AcrossthePond55 · 18/11/2023 23:57

@Deedee37

Absolutely a prenup for the assets you've acquired prior to marriage. Be sure you do it through a solicitor and that your partner receives independent legal advice before he signs. The solicitor who draws up the prenup on your behalf must not be the one who advises him.

You also should have him sign a 'quit claim' (US term) for the property you own with your family. Both my SiL and I signed quit claims when our MiL added our husband's names to her property for estate planning purposes. It was their family home and we had no right to it in the event of a divorce. The property you own with your family is the same.
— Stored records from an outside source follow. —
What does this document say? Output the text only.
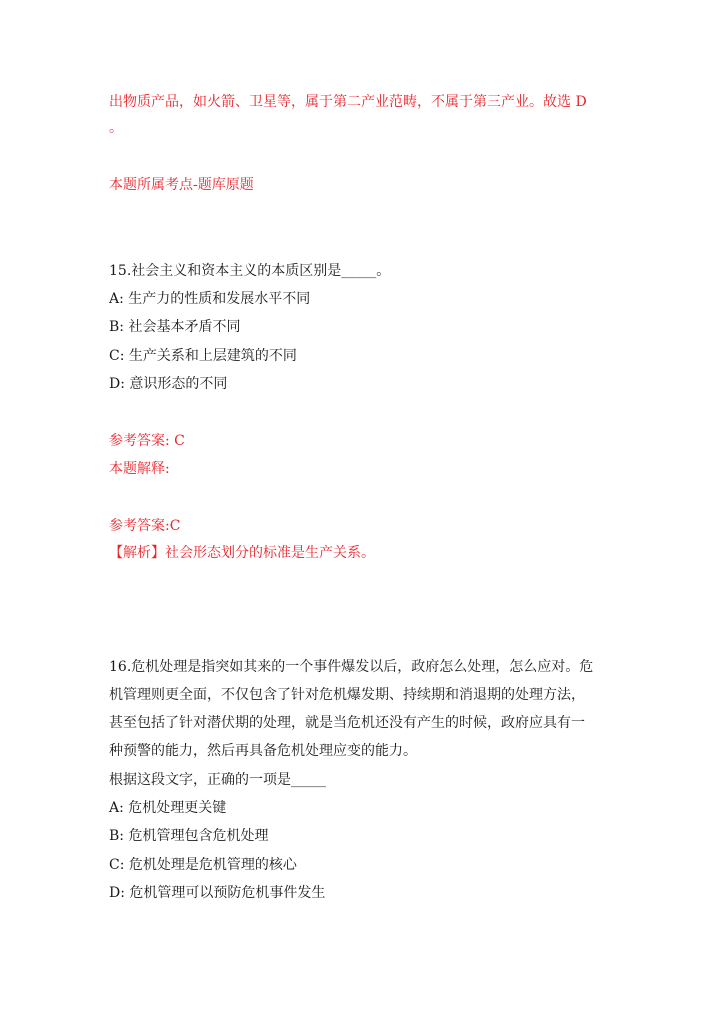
出物质产品，如火箭、卫星等，属于第二产业范畴，不属于第三产业。故选 D
。
本题所属考点-题库原题
15.社会主义和资本主义的本质区别是_____。
A: 生产力的性质和发展水平不同
B: 社会基本矛盾不同
C: 生产关系和上层建筑的不同
D: 意识形态的不同
参考答案: C
本题解释:
参考答案:C
【解析】社会形态划分的标准是生产关系。
16.危机处理是指突如其来的一个事件爆发以后，政府怎么处理，怎么应对。危
机管理则更全面，不仅包含了针对危机爆发期、持续期和消退期的处理方法，
甚至包括了针对潜伏期的处理，就是当危机还没有产生的时候，政府应具有一
种预警的能力，然后再具备危机处理应变的能力。
根据这段文字，正确的一项是_____
A: 危机处理更关键
B: 危机管理包含危机处理
C: 危机处理是危机管理的核心
D: 危机管理可以预防危机事件发生
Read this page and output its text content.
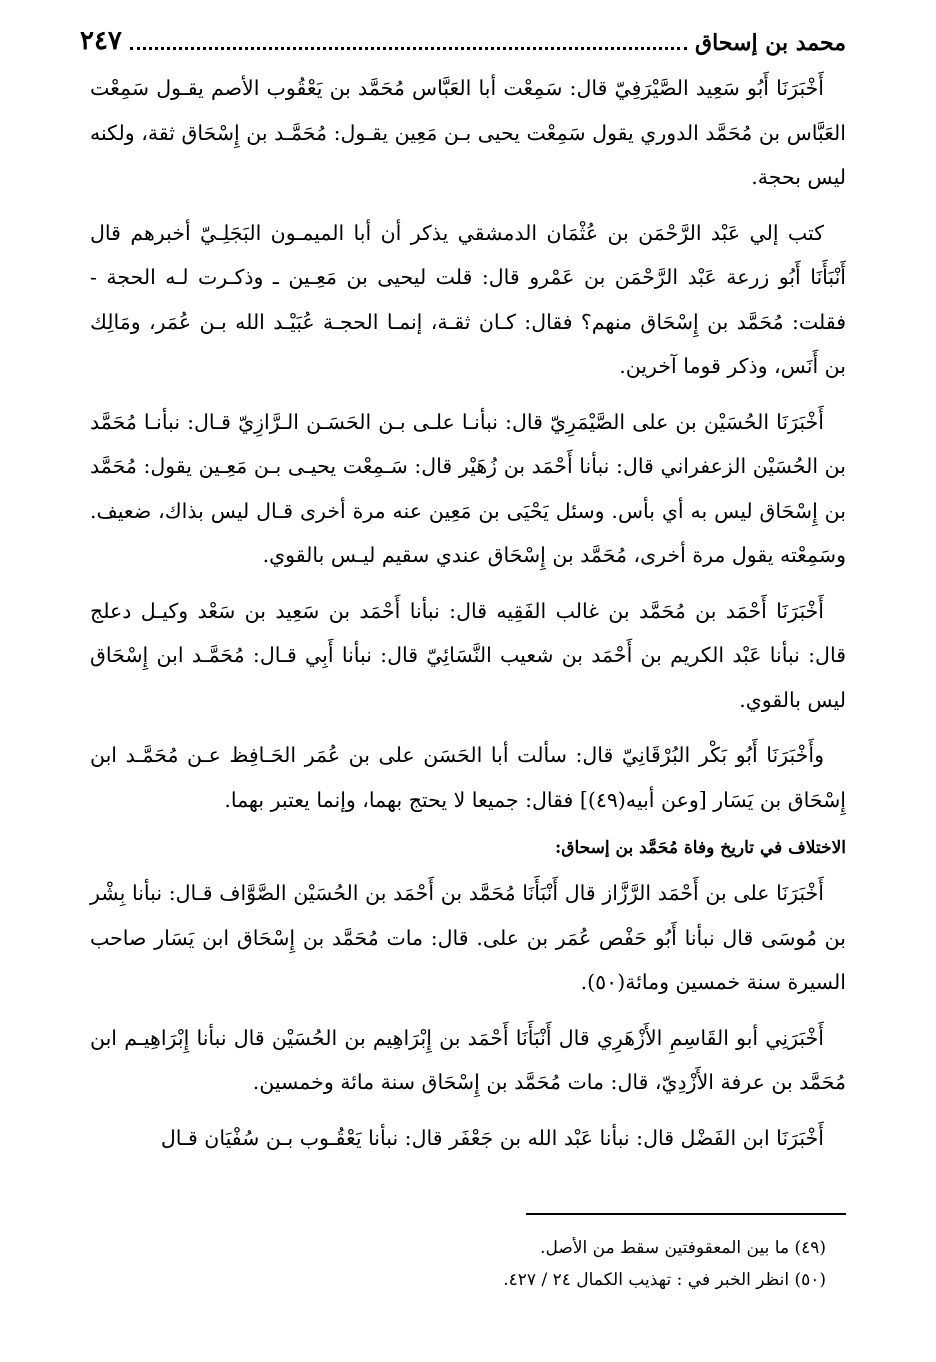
محمد بن إسحاق
٢٤٧

أَخْبَرَنَا أَبُو سَعِيد الصَّيْرَفِيّ قال: سَمِعْت أبا العَبَّاس مُحَمَّد بن يَعْقُوب الأصم يقـول سَمِعْت العَبَّاس بن مُحَمَّد الدوري يقول سَمِعْت يحيى بـن مَعِين يقـول: مُحَمَّـد بن إِسْحَاق ثقة، ولكنه ليس بحجة.

كتب إلي عَبْد الرَّحْمَن بن عُثْمَان الدمشقي يذكر أن أبا الميمـون البَجَلِـيّ أخبرهم قال أَنْبَأَنَا أَبُو زرعة عَبْد الرَّحْمَن بن عَمْرو قال: قلت ليحيى بن مَعِـين ـ وذكـرت لـه الحجة - فقلت: مُحَمَّد بن إِسْحَاق منهم؟ فقال: كـان ثقـة، إنمـا الحجـة عُبَيْـد الله بـن عُمَر، ومَالِك بن أَنَس، وذكر قوما آخرين.

أَخْبَرَنَا الحُسَيْن بن على الصَّيْمَرِيّ قال: نبأنـا علـى بـن الحَسَـن الـرَّازِيّ قـال: نبأنـا مُحَمَّد بن الحُسَيْن الزعفراني قال: نبأنا أَحْمَد بن زُهَيْر قال: سَـمِعْت يحيـى بـن مَعِـين يقول: مُحَمَّد بن إِسْحَاق ليس به أي بأس. وسئل يَحْيَى بن مَعِين عنه مرة أخرى قـال ليس بذاك، ضعيف. وسَمِعْته يقول مرة أخرى، مُحَمَّد بن إِسْحَاق عندي سقيم ليـس بالقوي.

أَخْبَرَنَا أَحْمَد بن مُحَمَّد بن غالب الفَقِيه قال: نبأنا أَحْمَد بن سَعِيد بن سَعْد وكيـل دعلج قال: نبأنا عَبْد الكريم بن أَحْمَد بن شعيب النَّسَائِيّ قال: نبأنا أَبِي قـال: مُحَمَّـد ابن إِسْحَاق ليس بالقوي.

وأَخْبَرَنَا أَبُو بَكْر البُرْقَانِيّ قال: سألت أبا الحَسَن على بن عُمَر الحَـافِظ عـن مُحَمَّـد ابن إِسْحَاق بن يَسَار [وعن أبيه(٤٩)] فقال: جميعا لا يحتج بهما، وإنما يعتبر بهما.

الاختلاف في تاريخ وفاة مُحَمَّد بن إسحاق:

أَخْبَرَنَا على بن أَحْمَد الرَّزَّاز قال أَنْبَأَنَا مُحَمَّد بن أَحْمَد بن الحُسَيْن الصَّوَّاف قـال: نبأنا بِشْر بن مُوسَى قال نبأنا أَبُو حَفْص عُمَر بن على. قال: مات مُحَمَّد بن إِسْحَاق ابن يَسَار صاحب السيرة سنة خمسين ومائة(٥٠).

أَخْبَرَنِي أبو القَاسِمِ الأَزْهَرِي قال أَنْبَأَنَا أَحْمَد بن إِبْرَاهِيم بن الحُسَيْن قال نبأنا إِبْرَاهِيـم ابن مُحَمَّد بن عرفة الأَزْدِيّ، قال: مات مُحَمَّد بن إِسْحَاق سنة مائة وخمسين.

أَخْبَرَنَا ابن الفَضْل قال: نبأنا عَبْد الله بن جَعْفَر قال: نبأنا يَعْقُـوب بـن سُفْيَان قـال

(٤٩) ما بين المعقوفتين سقط من الأصل.

(٥٠) انظر الخبر في : تهذيب الكمال ٢٤ / ٤٢٧.
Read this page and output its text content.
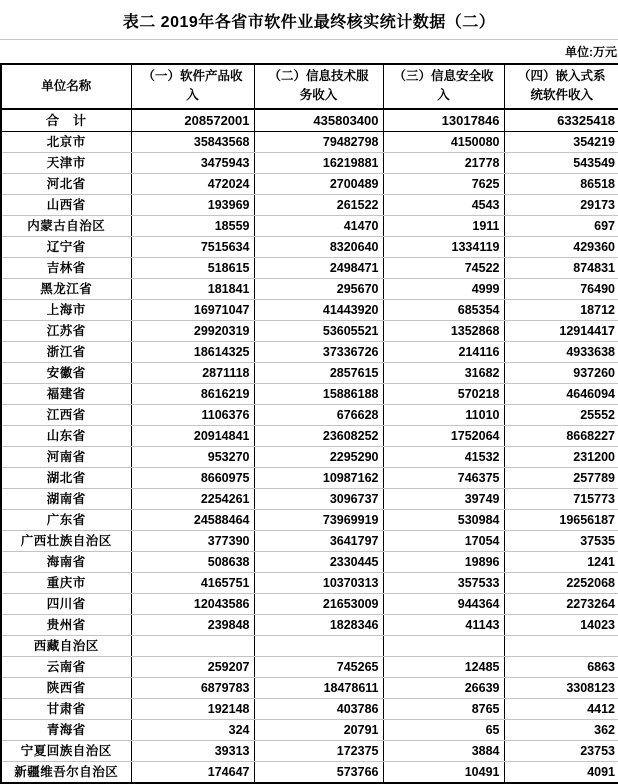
表二 2019年各省市软件业最终核实统计数据（二）
单位:万元
单位名称	（一）软件产品收入	（二）信息技术服务收入	（三）信息安全收入	（四）嵌入式系统软件收入
合　计	208572001	435803400	13017846	63325418
北京市	35843568	79482798	4150080	354219
天津市	3475943	16219881	21778	543549
河北省	472024	2700489	7625	86518
山西省	193969	261522	4543	29173
内蒙古自治区	18559	41470	1911	697
辽宁省	7515634	8320640	1334119	429360
吉林省	518615	2498471	74522	874831
黑龙江省	181841	295670	4999	76490
上海市	16971047	41443920	685354	18712
江苏省	29920319	53605521	1352868	12914417
浙江省	18614325	37336726	214116	4933638
安徽省	2871118	2857615	31682	937260
福建省	8616219	15886188	570218	4646094
江西省	1106376	676628	11010	25552
山东省	20914841	23608252	1752064	8668227
河南省	953270	2295290	41532	231200
湖北省	8660975	10987162	746375	257789
湖南省	2254261	3096737	39749	715773
广东省	24588464	73969919	530984	19656187
广西壮族自治区	377390	3641797	17054	37535
海南省	508638	2330445	19896	1241
重庆市	4165751	10370313	357533	2252068
四川省	12043586	21653009	944364	2273264
贵州省	239848	1828346	41143	14023
西藏自治区				
云南省	259207	745265	12485	6863
陕西省	6879783	18478611	26639	3308123
甘肃省	192148	403786	8765	4412
青海省	324	20791	65	362
宁夏回族自治区	39313	172375	3884	23753
新疆维吾尔自治区	174647	573766	10491	4091
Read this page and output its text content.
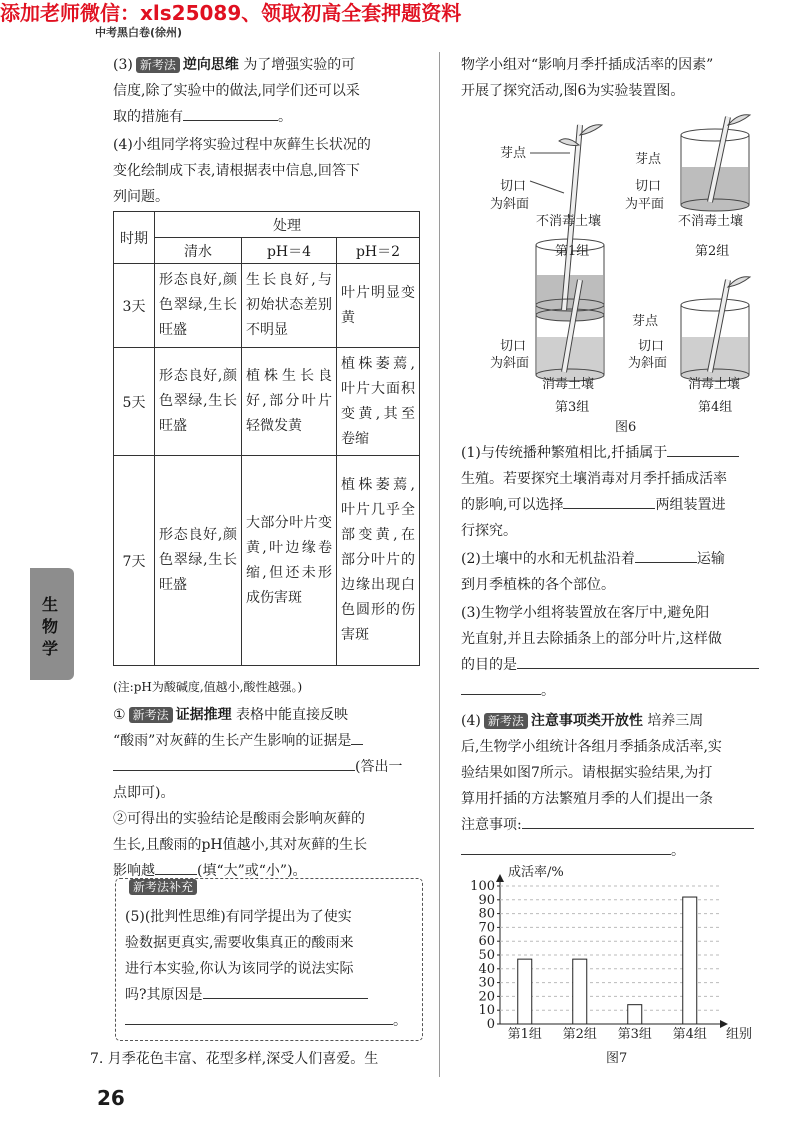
添加老师微信：xls25089、领取初高全套押题资料
中考黑白卷(徐州)

(3) 新考法 逆向思维 为了增强实验的可

信度,除了实验中的做法,同学们还可以采

取的措施有	。

(4)小组同学将实验过程中灰藓生长状况的

变化绘制成下表,请根据表中信息,回答下

列问题。

时期	处理		
	清水	pH＝4	pH＝2
3天	形态良好,颜色翠绿,生长旺盛	生长良好,与初始状态差别不明显	叶片明显变黄
5天	形态良好,颜色翠绿,生长旺盛	植株生长良好,部分叶片轻微发黄	植株萎蔫,叶片大面积变黄,其至卷缩
7天	形态良好,颜色翠绿,生长旺盛	大部分叶片变黄,叶边缘卷缩,但还未形成伤害斑	植株萎蔫,叶片几乎全部变黄,在部分叶片的边缘出现白色圆形的伤害斑

(注:pH为酸碱度,值越小,酸性越强。)

① 新考法 证据推理 表格中能直接反映

“酸雨”对灰藓的生长产生影响的证据是

(答出一

点即可)。

②可得出的实验结论是酸雨会影响灰藓的

生长,且酸雨的pH值越小,其对灰藓的生长

影响越	(填“大”或“小”)。

新考法补充

(5)(批判性思维)有同学提出为了使实

验数据更真实,需要收集真正的酸雨来

进行本实验,你认为该同学的说法实际

吗?其原因是

。

7. 月季花色丰富、花型多样,深受人们喜爱。生

生物学
26

物学小组对“影响月季扦插成活率的因素”

开展了探究活动,图6为实验装置图。

芽点
切口
为斜面
不消毒土壤
第1组
芽点
切口
为平面
不消毒土壤
第2组
切口
为斜面
消毒土壤
第3组
芽点
切口
为斜面
消毒土壤
第4组
图6

(1)与传统播种繁殖相比,扦插属于

生殖。若要探究土壤消毒对月季扦插成活率

的影响,可以选择	两组装置进

行探究。

(2)土壤中的水和无机盐沿着	运输

到月季植株的各个部位。

(3)生物学小组将装置放在客厅中,避免阳

光直射,并且去除插条上的部分叶片,这样做

的目的是

。

(4) 新考法 注意事项类开放性 培养三周

后,生物学小组统计各组月季插条成活率,实

验结果如图7所示。请根据实验结果,为打

算用扦插的方法繁殖月季的人们提出一条

注意事项:

。

成活率/%
组别
图7
0
10
20
30
40
50
60
70
80
90
100
第1组 第2组 第3组 第4组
Deedee37 · 19/11/2023 09:55

Thank you all for the helpful replies!

OP posts:
Deedee37 · 19/11/2023 12:42

If anyone wants an update / still reads: we talked again this morning and he said that his decision not so sign a prenup is final, but that he would like to continue our relationship as before as unmarried couple to respect both our interests/opinions. Red flag or green flag?

OP posts:
ACynicalDad · 19/11/2023 12:48

Document what is yours and what values/loans were at the point of marriage. If it ends quickly without kids the split will be generous to you. If you have a ‘long marriage’ and kids it will be much more 50:50 if you aren’t comfortable with that then don’t get married to him, I’d hate to be in a marriage where we weren’t even and I brought a lot of assets into my marriage.